Die Brisanz die ein Kauf des »Landhaus Gerhus« durch Jürgen Rieger beinhaltet, begründet sich vor allem aus der geographischen Lage des Anwesens. Seit Jahren ist die Region für militante Netzwerke von Neonazis bekannt. Neben parteiunabhängigen Neonazigruppierungen wie der »Kameradschaft Celle 73», den »Snevern Jungs« oder der »Kameradschaft Lüneburg/Ueelzen - Sturm 16« finden sich hier ebenso Mitglieder der rassistischen und von Jürgen Rieger geleiteten Vereinsorganisation »Artgemeinschaft e.V.«. Erst im März 2009 beschlagnahmten Einsatzkräfte der Polizei im Landkreis Celle das Waffenarsenal einer neonazistische Wehrsportgruppe welche mit Waffengewalt gegen politische Gegner vorgehen wollte. Im nahegelegenen Eschede versammeln sich darüber hinaus regelmäßig bis zu mehreren hundert Neonazis aus den Strukturen der NPD sowie der sogenannten »Freien Nationalisten« zu Zeltlagern, internen NPD-Veranstaltungen oder völkischen Sonnenwendfeiern. Auch ein, nur wenige Kilometer entfernter Truppenübungsplatz gilt als Anziehungspunkt der Neonaziszene.

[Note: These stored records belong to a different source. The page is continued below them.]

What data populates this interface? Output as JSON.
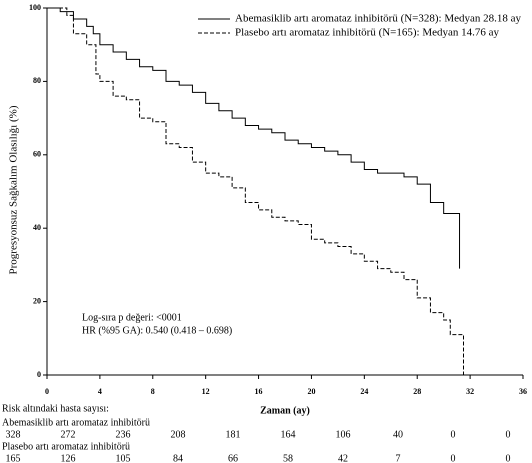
{
  "chart_data": {
    "type": "km",
    "ylabel": "Progresyonsuz Sağkalım Olasılığı (%)",
    "xlabel": "Zaman (ay)",
    "xlim": [
      0,
      36
    ],
    "ylim": [
      0,
      100
    ],
    "xticks": [
      0,
      4,
      8,
      12,
      16,
      20,
      24,
      28,
      32,
      36
    ],
    "yticks": [
      0,
      20,
      40,
      60,
      80,
      100
    ],
    "legend": "upper right",
    "series": [
      {
        "name": "Abemasiklib artı aromataz inhibitörü (N=328): Medyan 28.18 ay",
        "color": "#000000",
        "dash": "solid",
        "x": [
          0,
          1,
          2,
          3,
          3.5,
          4,
          5,
          6,
          7,
          8,
          9,
          10,
          11,
          12,
          13,
          14,
          15,
          16,
          17,
          18,
          19,
          20,
          21,
          22,
          23,
          24,
          25,
          27,
          28,
          29,
          30,
          31.2
        ],
        "values": [
          100,
          99,
          97,
          95,
          93,
          90,
          88,
          86,
          84,
          83,
          80,
          79,
          77,
          74,
          72,
          70,
          68,
          67,
          66,
          64,
          63,
          62,
          61,
          60,
          58,
          56,
          55,
          54,
          52,
          47,
          44,
          29
        ]
      },
      {
        "name": "Plasebo artı aromataz inhibitörü (N=165): Medyan 14.76 ay",
        "color": "#000000",
        "dash": "dashed",
        "x": [
          0,
          1.5,
          2,
          3,
          3.7,
          4,
          5,
          6,
          7,
          8,
          9,
          10,
          11,
          12,
          13,
          14,
          15,
          16,
          17,
          18,
          19,
          20,
          21,
          22,
          23,
          24,
          25,
          26,
          27,
          28,
          29,
          30,
          30.5,
          31.5
        ],
        "values": [
          100,
          98,
          93,
          90,
          82,
          80,
          76,
          75,
          70,
          69,
          63,
          62,
          58,
          55,
          54,
          51,
          47,
          45,
          43,
          42,
          41,
          37,
          36,
          35,
          33,
          31,
          29,
          28,
          26,
          21,
          17,
          15,
          11,
          0
        ]
      }
    ],
    "annotations": [
      "Log-sıra p değeri: <0001",
      "HR (%95 GA): 0.540 (0.418 – 0.698)"
    ],
    "risk_table": {
      "title": "Risk altındaki hasta sayısı:",
      "rows": [
        {
          "label": "Abemasiklib artı aromataz inhibitörü",
          "counts": [
            "328",
            "272",
            "236",
            "208",
            "181",
            "164",
            "106",
            "40",
            "0",
            "0"
          ]
        },
        {
          "label": "Plasebo artı aromataz inhibitörü",
          "counts": [
            "165",
            "126",
            "105",
            "84",
            "66",
            "58",
            "42",
            "7",
            "0",
            "0"
          ]
        }
      ]
    }
  }
}
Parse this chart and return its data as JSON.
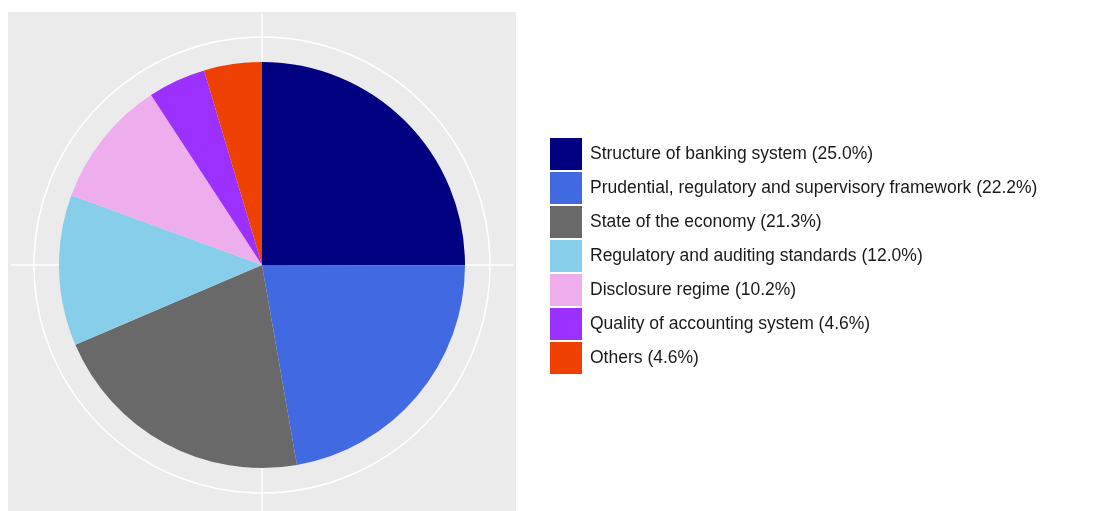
{
  "chart_data": {
    "type": "pie",
    "categories": [
      "Structure of banking system (25.0%)",
      "Prudential, regulatory and supervisory framework (22.2%)",
      "State of the economy (21.3%)",
      "Regulatory and auditing standards (12.0%)",
      "Disclosure regime (10.2%)",
      "Quality of accounting system (4.6%)",
      "Others (4.6%)"
    ],
    "values": [
      25.0,
      22.2,
      21.3,
      12.0,
      10.2,
      4.6,
      4.6
    ],
    "colors": [
      "#000080",
      "#4169e1",
      "#696969",
      "#87ceeb",
      "#eeaeee",
      "#9b30ff",
      "#ee4000"
    ],
    "legend": "right",
    "grid": true
  }
}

Die Neonazis mussten sich derweil aus dem »Landhaus Gerhus« zurückziehen. Das Landgericht Lüneburg erließ am heutigen Dienstag, dem 04.08.2009 eine einstweilige Verfügung gegen Jürgen Rieger und veranlasste die Räumung des Anwesens. Das Vorgehen Riegers sei nach Ansicht der zuständigen Richterin rechtswidrig gewesen. Während der Gerichtsverhandlung ließ sich Jürgen Rieger durch seinen langjährigen Anwaltskollegen Corvin Fischer vertreten, der Rieger bereits mehrfach juristisch zur Seite stand. Der stellvertretende NPD-Bundesvorsitzende, der sich derzeit in Schweden aufhalten soll, blieb der Verhandlung hingegen fern. Während das Gericht die Besetzung des Geländes nun als rechtswidrig deklarierte, bleibt der Pachtvertrag von Jürgen Rieger hingegen umstritten. Aus Sicht des Zwangsverwalters sei dieser allerdings als »konstruiert und sittenwidrig« zu betrachten. Nicht zuletzt aus diesem Grund habe man den Pachtvertrag bereits »angefochten und gekündigt«. Ob Rieger Beschwerde gegen das Urteil beim Oberlandesgericht einlegen wird blieb bis zuletzt unklar. Das Gericht setzte dafür eine Frist von einem Monat.

Nach Verkündung der Entscheidung des Landgerichts Lüneburg übergaben der Anwalt des Zwangsverwalters, begleitet von einem Gerichtsvollzieher des Amtsgerichts Celle sowie mehrerer Polizisten, das schriftliche Urteil an die im »Landhaus Gerhus« verbliebenen Neonazis. Diesen wurde daraufhin eine 30minütige Frist zum Verlassen des Areals eingeräumt. Unter lautstarkem Applaus der Anwohner verließen die Neonazis das Gelände schließlich fristgerecht und kamen damit einer angedrohten Zwangsräumung zuvor. Zum Schutz vor weiteren »Inbesitznahmen« soll nun ein privater Wachdienst für das Gelände beauftragt werden.